None of Arthur's objections is relevant to the Report's analysis of this claim. In discussing this claim, the Report nowhere suggests that its analysis hinges on Arthur's failure to cite germane Supreme Court precedent. Nor does Arthur cite in connection with this claim a Second Circuit case that the Report arguably should have considered. Having found no facial error in the Report's treatment of Arthur's Sixth Amendment claim, the claim is dismissed.
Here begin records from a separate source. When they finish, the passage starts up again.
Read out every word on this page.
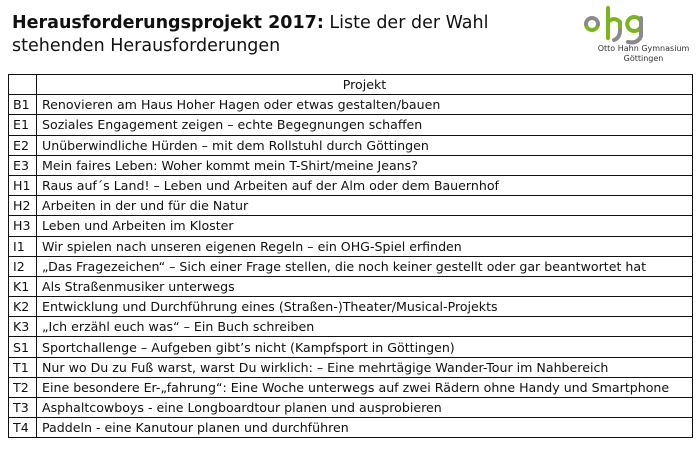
Herausforderungsprojekt 2017: Liste der der Wahl stehenden Herausforderungen	Otto Hahn Gymnasium
Göttingen
	Projekt
B1	Renovieren am Haus Hoher Hagen oder etwas gestalten/bauen
E1	Soziales Engagement zeigen – echte Begegnungen schaffen
E2	Unüberwindliche Hürden – mit dem Rollstuhl durch Göttingen
E3	Mein faires Leben: Woher kommt mein T-Shirt/meine Jeans?
H1	Raus auf´s Land! – Leben und Arbeiten auf der Alm oder dem Bauernhof
H2	Arbeiten in der und für die Natur
H3	Leben und Arbeiten im Kloster
I1	Wir spielen nach unseren eigenen Regeln – ein OHG-Spiel erfinden
I2	„Das Fragezeichen“ – Sich einer Frage stellen, die noch keiner gestellt oder gar beantwortet hat
K1	Als Straßenmusiker unterwegs
K2	Entwicklung und Durchführung eines (Straßen-)Theater/Musical-Projekts
K3	„Ich erzähl euch was“ – Ein Buch schreiben
S1	Sportchallenge – Aufgeben gibt’s nicht (Kampfsport in Göttingen)
T1	Nur wo Du zu Fuß warst, warst Du wirklich: – Eine mehrtägige Wander-Tour im Nahbereich
T2	Eine besondere Er-„fahrung“: Eine Woche unterwegs auf zwei Rädern ohne Handy und Smartphone
T3	Asphaltcowboys - eine Longboardtour planen und ausprobieren
T4	Paddeln - eine Kanutour planen und durchführen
Having reviewed the Report with care, there is no error in its conclusions. For the reasons given in this Opinion, Arthur's objections to the Report are denied following a de novo review of his claims. Arthurs's petition is denied. No certificate of appealability shall issue. Arthur has not made a substantial showing of a denial of a federal right, and appellate review is therefore not warranted. Love v. McCray, 413 F.3d 192, 195 (2d Cir. 2005). Moreover, any appeal from this order would not be taken in good faith. See 28 U.S.C. § 1915(a)(3); Coppedge v. United States, 369 U.S. 438, 445 (1962). The Clerk of Court shall dismiss the petition.